Hello,
I'm following https://support.sophos.com/support/s/article/KB-000036137?language=en_US to register new APs in Central.
This was not working until we allowed Port tcp:2713 to Heartbeat IP. This is undocumented in that KB article.
I cannot even find a Sophos KB about that Port 2713, only some posts in forums. Some have information that there was a bug that APs connected to central on a wrong port and had to be replaced.
Please bring some light into this.
Also NTP was not working until we allowed NTP outgoing to any (!).
openwrt.pool.ntp.org unresolvable... and so is prod.hydra.sophos.com and others from that KB. You should eventually add information that it may be wildcards: *.prod.hydra.sophos.com
Screenshot of current requirements from KB written above
Hello LHerzog,
Thank you for contacting the Sophos Community.
I would need to pass your feedback to our documentation team for them to double-check about port 2713.
Regards,
Thanks. Please share feedback once you have it.

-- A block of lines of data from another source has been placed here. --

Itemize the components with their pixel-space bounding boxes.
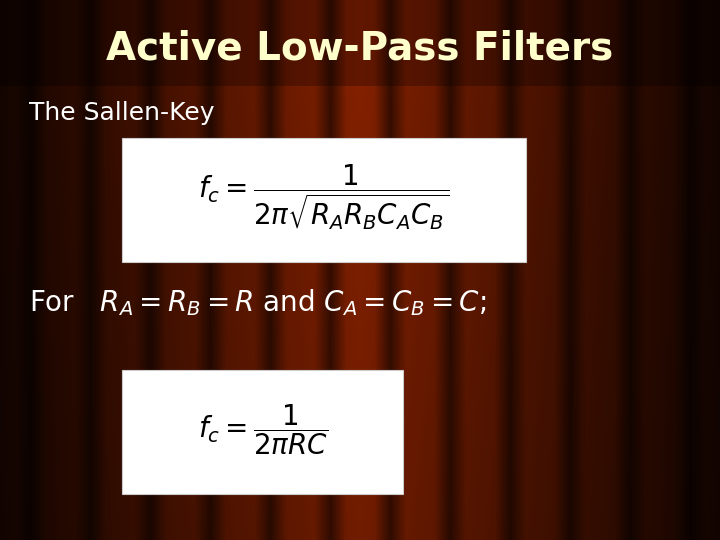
Text: $f_c = \dfrac{1}{2\pi\sqrt{R_A R_B C_A C_B}}$: $f_c = \dfrac{1}{2\pi\sqrt{R_A R_B C_A C… [198, 163, 450, 232]
Text: Active Low-Pass Filters: Active Low-Pass Filters [107, 30, 613, 68]
Text: For   $R_A = R_B = R$ and $C_A = C_B = C;$: For $R_A = R_B = R$ and $C_A = C_B = C;$ [29, 287, 486, 318]
Text: The Sallen-Key: The Sallen-Key [29, 102, 215, 125]
FancyBboxPatch shape [122, 138, 526, 262]
FancyBboxPatch shape [122, 370, 403, 494]
Text: $f_c = \dfrac{1}{2\pi RC}$: $f_c = \dfrac{1}{2\pi RC}$ [197, 402, 328, 457]
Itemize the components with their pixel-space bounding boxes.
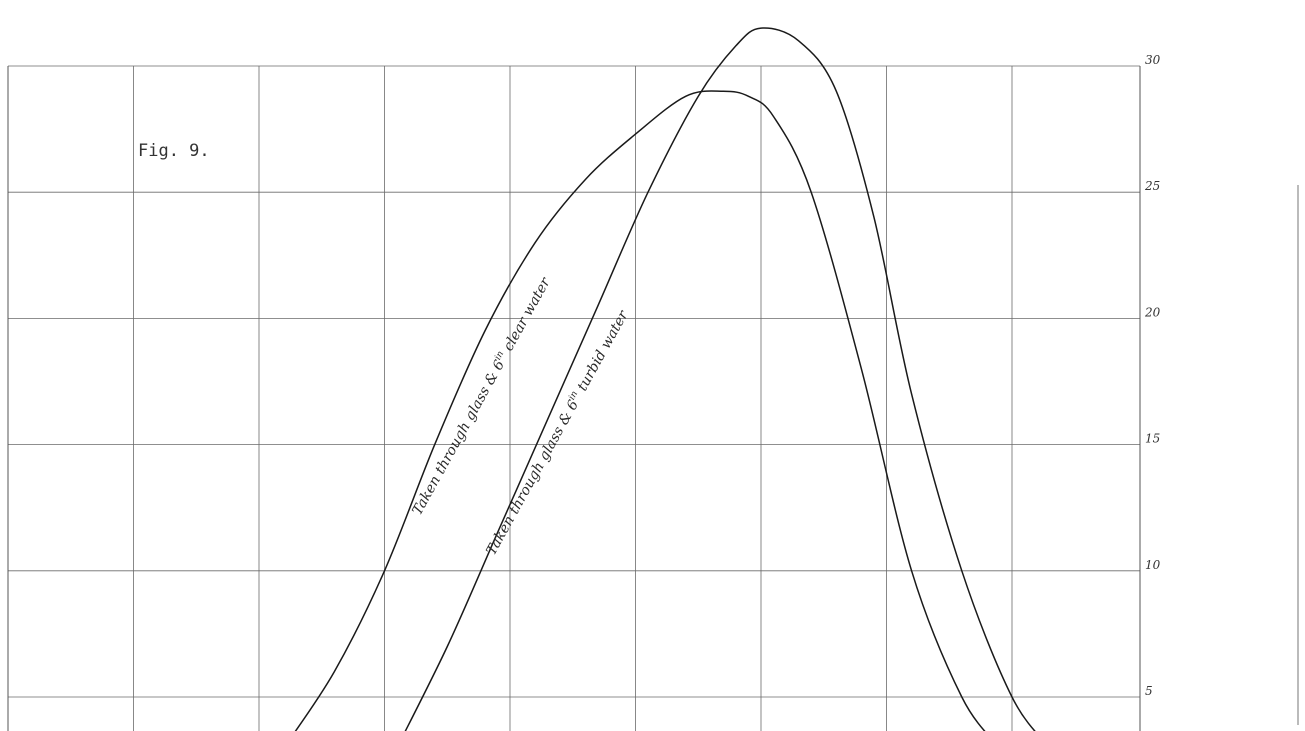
y-tick-label-30: 30 xyxy=(1145,53,1161,67)
curve-label-clear-main: Taken through glass & 6 xyxy=(410,358,509,518)
y-tick-label-10: 10 xyxy=(1145,558,1161,572)
curve-label-clear-end: clear water xyxy=(498,274,554,358)
figure-label: Fig. 9. xyxy=(138,141,210,161)
y-tick-labels: 5 10 15 20 25 30 xyxy=(1144,53,1161,698)
y-tick-label-5: 5 xyxy=(1145,684,1153,698)
series-clear-water-line xyxy=(294,90,986,731)
y-tick-label-20: 20 xyxy=(1144,305,1161,319)
curve-label-turbid-main: Taken through glass & 6 xyxy=(484,398,583,558)
curves xyxy=(294,27,1036,731)
curve-label-turbid-end: turbid water xyxy=(572,307,632,398)
y-tick-label-25: 25 xyxy=(1144,179,1160,193)
series-turbid-water-line xyxy=(404,27,1036,731)
y-tick-label-15: 15 xyxy=(1145,432,1160,446)
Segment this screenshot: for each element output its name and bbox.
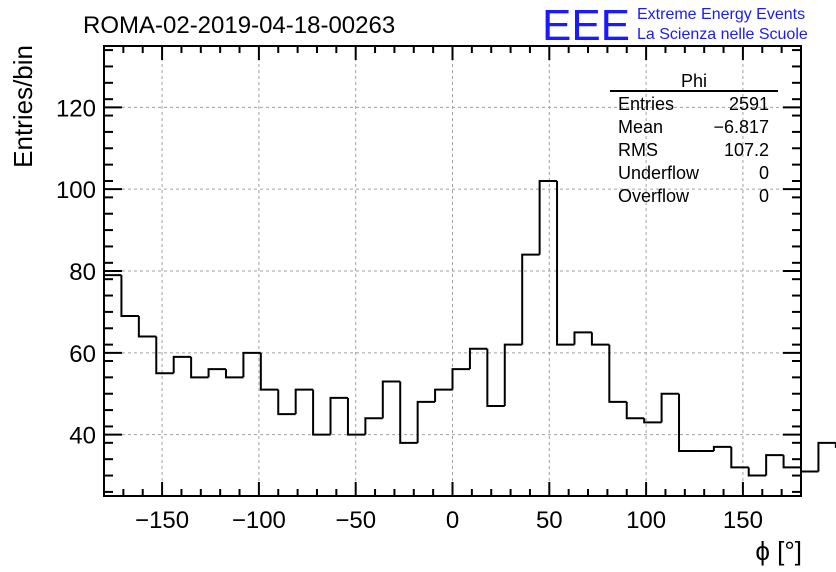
histogram-bin — [800, 467, 819, 473]
stats-row-value: 2591 — [729, 94, 769, 114]
histogram-bin — [137, 316, 157, 338]
histogram-bin — [590, 332, 610, 346]
x-tick-label: −100 — [232, 507, 286, 534]
histogram-bin — [434, 388, 453, 402]
stats-row-label: Underflow — [618, 163, 700, 183]
eee-logo: EEE — [542, 1, 630, 50]
histogram-bin — [608, 344, 627, 403]
histogram-bin — [242, 351, 261, 378]
axis-ticks — [104, 46, 801, 496]
histogram-bin — [573, 331, 592, 345]
x-tick-label: −150 — [135, 507, 189, 534]
histogram-bin — [660, 392, 680, 423]
x-tick-label: 50 — [536, 507, 563, 534]
histogram-bin — [468, 347, 488, 370]
stats-row-label: Entries — [618, 94, 674, 114]
histogram-bin — [817, 441, 836, 472]
histogram-bin — [643, 418, 662, 424]
histogram-bin — [521, 253, 540, 345]
stats-row-label: Overflow — [618, 186, 690, 206]
y-tick-label: 80 — [69, 259, 96, 286]
histogram-bin — [277, 389, 296, 416]
y-tick-label: 100 — [56, 177, 96, 204]
histogram-bin — [712, 445, 732, 451]
x-tick-label: 0 — [446, 507, 459, 534]
histogram-bin — [329, 396, 348, 435]
histogram-bin — [190, 356, 209, 379]
y-axis-label: Entries/bin — [8, 45, 38, 168]
y-tick-label: 120 — [56, 95, 96, 122]
y-tick-label: 60 — [69, 341, 96, 368]
histogram-bin — [120, 275, 139, 317]
stats-row-value: 107.2 — [724, 140, 769, 160]
histogram-bin — [155, 336, 174, 375]
histogram-bin — [730, 446, 749, 469]
stats-row-label: RMS — [618, 140, 658, 160]
x-tick-labels: −150 −100 −50 0 50 100 150 — [135, 507, 763, 534]
logo-caption-line2: La Scienza nelle Scuole — [637, 26, 808, 43]
histogram-bin — [207, 368, 226, 378]
histogram-bin — [416, 400, 436, 443]
histogram-bin — [556, 181, 575, 346]
logo-caption-line1: Extreme Energy Events — [637, 6, 805, 23]
x-tick-label: 150 — [723, 507, 763, 534]
histogram-bin — [259, 352, 279, 391]
histogram-bin — [625, 401, 645, 420]
histogram-bin — [451, 368, 470, 390]
x-axis-label: ϕ [°] — [755, 536, 802, 566]
stats-row-value: 0 — [759, 186, 769, 206]
histogram-bin — [747, 467, 767, 477]
stats-row-value: −6.817 — [713, 117, 769, 137]
histogram-bin — [399, 381, 418, 444]
stats-rows: Entries 2591 Mean −6.817 RMS 107.2 Underflow 0 O… — [618, 94, 769, 206]
chart-title: ROMA-02-2019-04-18-00263 — [83, 12, 395, 39]
histogram-bin — [172, 355, 192, 374]
stats-row-label: Mean — [618, 117, 663, 137]
histogram-bin — [678, 393, 697, 452]
histogram-bin — [381, 380, 401, 419]
y-tick-labels: 40 60 80 100 120 — [56, 95, 96, 449]
histogram-bin — [765, 454, 784, 476]
grid-lines — [104, 46, 801, 496]
y-tick-label: 40 — [69, 423, 96, 450]
histogram-bin — [503, 343, 523, 406]
histogram-bin — [364, 417, 383, 435]
stats-box: Phi Entries 2591 Mean −6.817 RMS 107.2 Underfl… — [610, 71, 778, 206]
plot-frame — [103, 45, 802, 497]
x-tick-label: −50 — [335, 507, 376, 534]
histogram-bins — [103, 180, 836, 496]
histogram-bin — [538, 180, 558, 255]
stats-row-value: 0 — [759, 163, 769, 183]
stats-title: Phi — [681, 71, 707, 91]
histogram-bin — [782, 455, 801, 469]
histogram-bin — [224, 369, 244, 379]
histogram-bin — [294, 388, 314, 415]
x-tick-label: 100 — [626, 507, 666, 534]
histogram-bin — [103, 274, 122, 496]
histogram-bin — [312, 389, 331, 436]
histogram-bin — [346, 397, 366, 436]
histogram-bin — [486, 348, 505, 407]
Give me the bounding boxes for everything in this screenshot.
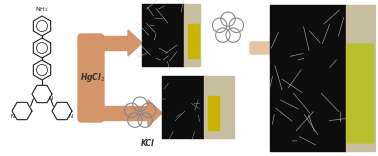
Text: N: N [69,114,73,119]
Text: NH$_2$: NH$_2$ [35,5,49,14]
FancyArrow shape [250,39,280,57]
Bar [82,36,130,50]
Text: N: N [11,114,15,119]
Bar [82,106,150,120]
Polygon shape [128,30,142,56]
Bar [204,76,234,138]
Bar [345,5,375,151]
Text: N: N [48,97,53,102]
Bar [162,76,204,138]
Text: HgCl$_2$: HgCl$_2$ [81,71,105,85]
Bar [142,4,184,66]
FancyBboxPatch shape [347,44,374,143]
Bar [208,96,219,130]
Polygon shape [148,100,162,126]
Bar [270,5,345,151]
Bar [188,24,199,58]
Text: KCl: KCl [141,139,155,148]
FancyBboxPatch shape [78,34,104,122]
Bar [184,4,200,66]
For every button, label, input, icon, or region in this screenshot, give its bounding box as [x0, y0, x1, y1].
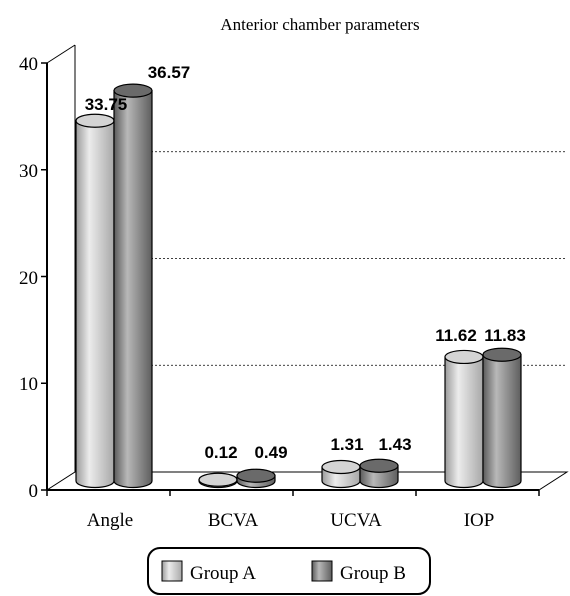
- bar-group-b-angle: [113, 90, 153, 489]
- legend-label-group-b: Group B: [340, 563, 406, 584]
- legend-frame: [147, 547, 431, 595]
- y-tick-label: 10: [19, 374, 38, 395]
- y-tick-label: 30: [19, 161, 38, 182]
- y-tick-label: 40: [19, 54, 38, 75]
- x-axis: Angle BCVA UCVA IOP: [46, 490, 540, 531]
- legend: Group A Group B: [147, 547, 431, 595]
- x-tick-label-bcva: BCVA: [208, 510, 259, 531]
- bar-cap-group-b-iop: [482, 347, 522, 362]
- bar-group-a-angle: [75, 120, 115, 489]
- y-tick-label: 0: [29, 481, 39, 502]
- legend-label-group-a: Group A: [190, 563, 256, 584]
- data-label-group-a-iop: 11.62: [435, 326, 477, 345]
- gridlines: [75, 151, 567, 366]
- y-tick-label: 20: [19, 268, 38, 289]
- x-tick-label-angle: Angle: [87, 510, 133, 531]
- x-tick-label-ucva: UCVA: [330, 510, 382, 531]
- data-label-group-b-bcva: 0.49: [254, 443, 287, 462]
- side-wall-top-edge: [46, 44, 76, 64]
- data-label-group-a-ucva: 1.31: [330, 435, 363, 454]
- data-labels: 33.75 36.57 0.12 0.49 1.31 1.43 11.62 11…: [85, 63, 526, 462]
- x-tick-label-iop: IOP: [464, 510, 495, 531]
- data-label-group-b-iop: 11.83: [484, 326, 526, 345]
- bar-cap-group-b-bcva: [236, 468, 276, 483]
- bar-cap-group-a-iop: [444, 349, 484, 365]
- data-label-group-b-angle: 36.57: [148, 63, 191, 82]
- bar-cap-group-b-ucva: [359, 458, 399, 473]
- data-label-group-a-angle: 33.75: [85, 95, 128, 114]
- bar-group-a-iop: [444, 356, 484, 489]
- legend-swatch-group-a: [161, 560, 183, 582]
- bar-group-b-iop: [482, 354, 522, 489]
- y-axis: 0 10 20 30 40: [19, 54, 47, 502]
- data-label-group-a-bcva: 0.12: [204, 443, 237, 462]
- bars: [75, 83, 522, 489]
- legend-swatch-group-b: [311, 560, 333, 582]
- bar-cap-group-a-bcva: [198, 472, 238, 487]
- bar-cap-group-a-ucva: [321, 459, 361, 475]
- data-label-group-b-ucva: 1.43: [378, 435, 411, 454]
- bar-cap-group-a-angle: [75, 113, 115, 128]
- chart-title: Anterior chamber parameters: [220, 15, 419, 34]
- bar-cap-group-b-angle: [113, 83, 153, 98]
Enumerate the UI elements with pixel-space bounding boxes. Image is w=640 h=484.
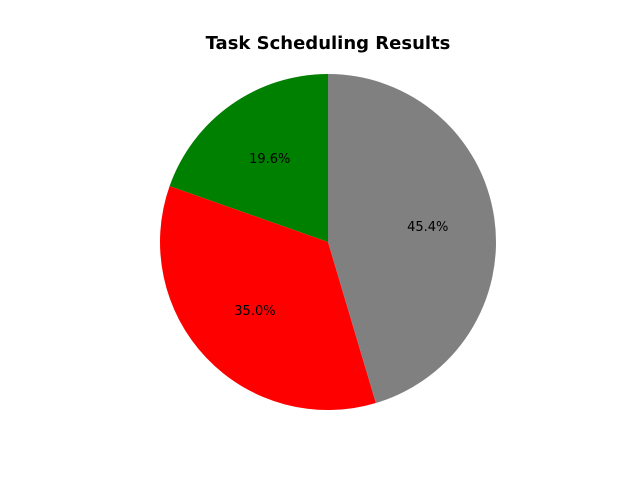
pie-slice [160, 186, 376, 410]
pie-slice [169, 74, 328, 242]
pie-labels: 19.6% 35.0% 45.4% [234, 152, 448, 319]
pie-slice [328, 74, 496, 404]
pie-slice-label: 19.6% [249, 152, 290, 167]
pie-slice-label: 35.0% [234, 304, 275, 319]
chart-title: Task Scheduling Results [206, 33, 451, 54]
pie-slices [160, 74, 496, 410]
pie-slice-label: 45.4% [407, 220, 448, 235]
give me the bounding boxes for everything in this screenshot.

I know 2712 which is used when APs register at your own Firewall. But 2713 is completely new to me.
Thank you for the follow-up, yes once I hear back I will update.
I confirmed and they mentioned that yes if they’re Central Managed AP, port 2713 isn’t mandatory to be open to register to Central, only when the AP registers and is managed via the XG/SG.
They mentioned if the issue still persists to open a case to get this investigated further.
Thanks emmosophos, as written, it was'nt working until we opened the port.
We'll see what happens when we eventually register new devices in the future.